8. Anything for My Ane

Start from the beginning
                                        

"Tenang, nanti aku yang ngomong. Thank you Gita, udah diinfoin," kataku pada perempuan yang masih duduk di depanku sembari menyusun dokumen calon kandidat. Perkara Edgar mungkin bisa kutangani. Bujukanku biasanya ampuh untuk memintanya ini itu. Semoga saja ia masih mau.

Kutekan nomor extension Edgar, nada tunggu pun langsung terdengar. Agak butuh waktu lama hingga suara bariton itu menyapa.

"Ya?" Kukerutkan keningku. Baru kali pertamanya Edgar menjawab teleponku seperti ini. Mungkin saja ia tak melihat nama peneleponnya.

"Gar, ini aku, Ane," ujarku. "Besok kan rencana kita meeting jam 9, tapi ternyata besok ada psikotes jam 08.30. Sementara anak-anak timku besok pada punya jadwal sendiri. Boleh nggak kalau meeting-nya dimundurin jadi after lunch?" kataku.

"Kamu pikir maju-mundurin jadwal meeting gampang? Meeting ini sudah dijadwalkan dari seminggu lalu, loh." Ada keterkejutan saat mendengar respons Edgar yang baru pertama kali kudapati.

"Maaf banget, Gar. Aku nggak tahu kalau Marta sakit. Sementara Gita sama Ver—" perkataanku belum selesai saat Edgar memotongnya.

"Nggak. Lama-lama kamu keenakan kalau maju-mundurin jadwal sembarangan, Ne. Timku semua udah siap, udah pada luangin waktu. Tolong hargain kami," ujarnya.

"Nggak mungkin juga kalau 60 orang harus kubatalkan psikotesnya besok, Gar," balasku kukuh.

"Kamu punya tim, Ane, yang bisa kamu manfaatkan. Harusnya kamu atur itu dari jauh-jauh hari, bukan dari H-1. Aku bisa laporin kamu ke Bagas kalau kamu lalai dan seenaknya ubah-ubah jadwal. Udah ya, aku sibuk," putusnya. Kututup telepon dengan kasar dan kutarik napasku berat. Entah Edgar yang tidak profesional menyikapi masalah pribadinya denganku atau memang aku yang selama ini terlalu seenaknya dengan Edgar. Dan begitu hubungan kami berakhir, Edgar memperlakukanku seperti karyawan lainnya.

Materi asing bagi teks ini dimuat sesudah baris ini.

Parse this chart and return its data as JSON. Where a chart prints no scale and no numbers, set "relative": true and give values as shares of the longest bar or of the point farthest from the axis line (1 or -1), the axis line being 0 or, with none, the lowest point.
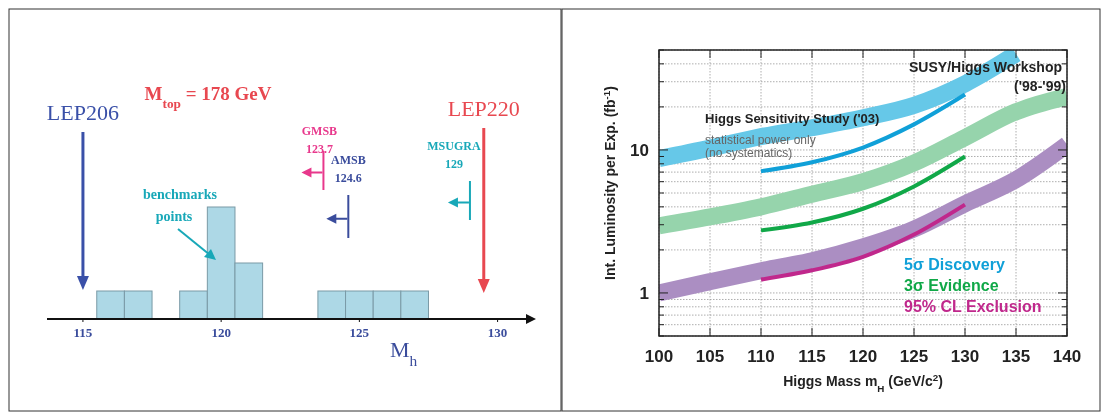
{
  "chart_data": [
    {
      "type": "bar",
      "relative": true,
      "xlabel": "M$_{h}$",
      "x": [
        116,
        117,
        119,
        120,
        121,
        124,
        125,
        126,
        127
      ],
      "values": [
        0.25,
        0.25,
        0.25,
        1,
        0.5,
        0.25,
        0.25,
        0.25,
        0.25
      ],
      "color": "#add8e6",
      "xlim": [
        113.7,
        131.1
      ],
      "xticks": [
        115,
        120,
        125,
        130
      ],
      "ref_lines": [
        {
          "axis": "x",
          "value": 115,
          "label": "LEP206",
          "color": "#3a50a8"
        },
        {
          "axis": "x",
          "value": 123.7,
          "label": "GMSB 123.7",
          "color": "#e8388c"
        },
        {
          "axis": "x",
          "value": 124.6,
          "label": "AMSB 124.6",
          "color": "#3a4c9c"
        },
        {
          "axis": "x",
          "value": 129,
          "label": "MSUGRA 129",
          "color": "#18a8b8"
        },
        {
          "axis": "x",
          "value": 129.5,
          "label": "LEP220",
          "color": "#e84850"
        }
      ],
      "annotations": [
        "M$_{top}$ = 178 GeV",
        "benchmarks points"
      ]
    },
    {
      "type": "line",
      "xlabel": "Higgs Mass m$_{H}$ (GeV/c$^{2}$)",
      "ylabel": "Int. Luminosity per Exp. (fb$^{-1}$)",
      "log": "y",
      "grid": true,
      "legend": "bottom right",
      "xlim": [
        100,
        140
      ],
      "xticks": [
        100,
        105,
        110,
        115,
        120,
        125,
        130,
        135,
        140
      ],
      "ylim": [
        0.5,
        50
      ],
      "yticks": [
        {
          "value": 0.5,
          "label": null
        },
        {
          "value": 0.6,
          "label": null
        },
        {
          "value": 0.7,
          "label": null
        },
        {
          "value": 0.8,
          "label": null
        },
        {
          "value": 0.9,
          "label": null
        },
        1,
        {
          "value": 2,
          "label": null
        },
        {
          "value": 3,
          "label": null
        },
        {
          "value": 4,
          "label": null
        },
        {
          "value": 5,
          "label": null
        },
        {
          "value": 6,
          "label": null
        },
        {
          "value": 7,
          "label": null
        },
        {
          "value": 8,
          "label": null
        },
        {
          "value": 9,
          "label": null
        },
        10,
        {
          "value": 20,
          "label": null
        },
        {
          "value": 30,
          "label": null
        },
        {
          "value": 40,
          "label": null
        },
        {
          "value": 50,
          "label": null
        }
      ],
      "series": [
        {
          "color": "#66c8e8",
          "x": [
            100,
            105,
            110,
            115,
            120,
            125,
            130,
            135
          ],
          "values": [
            8.7,
            10.3,
            12.4,
            14.3,
            16.8,
            20.5,
            29,
            47
          ]
        },
        {
          "color": "#96d4ac",
          "x": [
            100,
            105,
            110,
            115,
            120,
            125,
            130,
            135,
            140
          ],
          "values": [
            2.95,
            3.4,
            4.0,
            4.9,
            6.0,
            8.1,
            12.2,
            18.5,
            23.6
          ]
        },
        {
          "color": "#ab8ec2",
          "x": [
            100,
            105,
            110,
            115,
            120,
            125,
            130,
            135,
            140
          ],
          "values": [
            1.0,
            1.2,
            1.43,
            1.68,
            2.1,
            2.8,
            4.2,
            6.2,
            10.9
          ]
        },
        {
          "name": "5σ Discovery",
          "color": "#10a0d8",
          "x": [
            110,
            115,
            120,
            125,
            130
          ],
          "values": [
            7.1,
            8.2,
            10.4,
            15.1,
            24.4
          ]
        },
        {
          "name": "3σ Evidence",
          "color": "#10a848",
          "x": [
            110,
            115,
            120,
            125,
            130
          ],
          "values": [
            2.74,
            3.11,
            3.88,
            5.56,
            9.0
          ]
        },
        {
          "name": "95% CL Exclusion",
          "color": "#c0288c",
          "x": [
            110,
            115,
            120,
            125,
            130
          ],
          "values": [
            1.24,
            1.44,
            1.79,
            2.56,
            4.15
          ]
        }
      ],
      "annotations": [
        "SUSY/Higgs Workshop ('98-'99)",
        "Higgs Sensitivity Study ('03)",
        "statistical power only (no systematics)"
      ]
    }
  ]
}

Aku mengurut keningku yang membuat Gita bisa langsung paham apa yang terjadi. Gita bukannya tidak tahu perihal hubunganku dengan Edgar. Justru hubunganku dan Edgar sudah diketahui rekan-rekan di kantor. Dan itu yang membuat mereka semua kaget saat kusebar undangan pernikahanku dengan pria yang bukan merupakan Edgar.

"Mbak.." kata Gita dengan prihatin.

"Kamu sama Vera interview kandidat apa?" tanyaku.

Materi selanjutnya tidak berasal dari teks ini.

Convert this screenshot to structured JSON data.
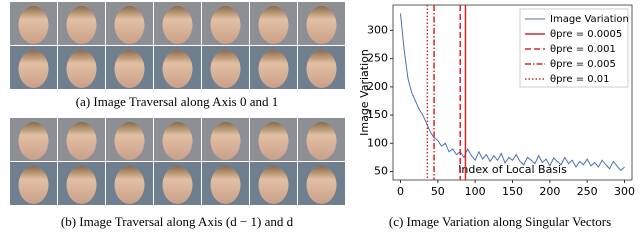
{
  "captions": {
    "a": "(a) Image Traversal along Axis 0 and 1",
    "b": "(b) Image Traversal along Axis (d − 1) and d",
    "c": "(c) Image Variation along Singular Vectors"
  },
  "chart_data": {
    "type": "line",
    "xlabel": "Index of Local Basis",
    "ylabel": "Image Variation",
    "xlim": [
      -10,
      310
    ],
    "ylim": [
      35,
      345
    ],
    "xticks": [
      0,
      50,
      100,
      150,
      200,
      250,
      300
    ],
    "yticks": [
      50,
      100,
      150,
      200,
      250,
      300
    ],
    "legend": "upper right",
    "x": [
      0,
      5,
      10,
      15,
      20,
      25,
      30,
      35,
      40,
      45,
      50,
      55,
      60,
      65,
      70,
      75,
      80,
      85,
      90,
      95,
      100,
      105,
      110,
      115,
      120,
      125,
      130,
      135,
      140,
      145,
      150,
      155,
      160,
      165,
      170,
      175,
      180,
      185,
      190,
      195,
      200,
      205,
      210,
      215,
      220,
      225,
      230,
      235,
      240,
      245,
      250,
      255,
      260,
      265,
      270,
      275,
      280,
      285,
      290,
      295,
      300
    ],
    "series": [
      {
        "name": "Image Variation",
        "color": "#4c72b0",
        "values": [
          330,
          265,
          215,
          190,
          175,
          160,
          150,
          135,
          120,
          110,
          105,
          95,
          100,
          85,
          90,
          80,
          85,
          75,
          90,
          78,
          70,
          85,
          72,
          80,
          68,
          78,
          70,
          82,
          65,
          75,
          70,
          80,
          68,
          62,
          75,
          70,
          64,
          78,
          66,
          72,
          60,
          74,
          68,
          62,
          75,
          64,
          70,
          58,
          68,
          62,
          72,
          60,
          66,
          58,
          70,
          62,
          55,
          68,
          60,
          52,
          58
        ]
      }
    ],
    "vlines": [
      {
        "name": "θpre = 0.0005",
        "x": 87,
        "style": "solid",
        "color": "#d62728"
      },
      {
        "name": "θpre = 0.001",
        "x": 80,
        "style": "dashed",
        "color": "#d62728"
      },
      {
        "name": "θpre = 0.005",
        "x": 45,
        "style": "dashdot",
        "color": "#d62728"
      },
      {
        "name": "θpre = 0.01",
        "x": 36,
        "style": "dotted",
        "color": "#d62728"
      }
    ]
  }
}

"Vera interview kandidat sekretarisnya Pak Gavin. Ada 5 orang, Mbak. Kalau aku interview kandidat section head accounting 1 orang sama calon anak magang 1 orang. Dua-duanya nggak bisa di-reschedule soalnya yang satu masih kerja dan yang satu masih kuliah," katanya. "Mereka izin pagi hari."

"Itu pemagang yang di­-request Mas Bagas ya?" tanyaku.

"Iyaps benar. Dia kemarin nggak sempat ikut karena ada sidang skripsi, jadi aku jadwalin besok."

"Mereka jam berapa aja?"

"Yang sekretaris jam 08.30, yang pemagang jam 09.30."

Tiba-tiba terlintas ide untuk mengerjakan bosku itu. Dia harus tahu betapa aku kesulitan meng-handle 2 departemen sekaligus di mana untuk timku sendiri hanya terdiri dari 4 kepala termasukku.

Kutekan extension Vivi dan langsung diangkatnya. "Vi, Mas Bagas ada di ruangan?" tanyaku.

"Ada, Kak. Mau ketemu?"

"Iya nih. Aku ke sana sekarang, bisa nggak?" tanyaku.

"Oh bisa. Bapak lagi nggak ada jadwal kok. Aku infoin Pak Bagas ya kalau Kak Ane mau ke sini," jawabnya. Dengan segera, aku menuju ruangan Bagas dengan Gita yang memberikanku semangat.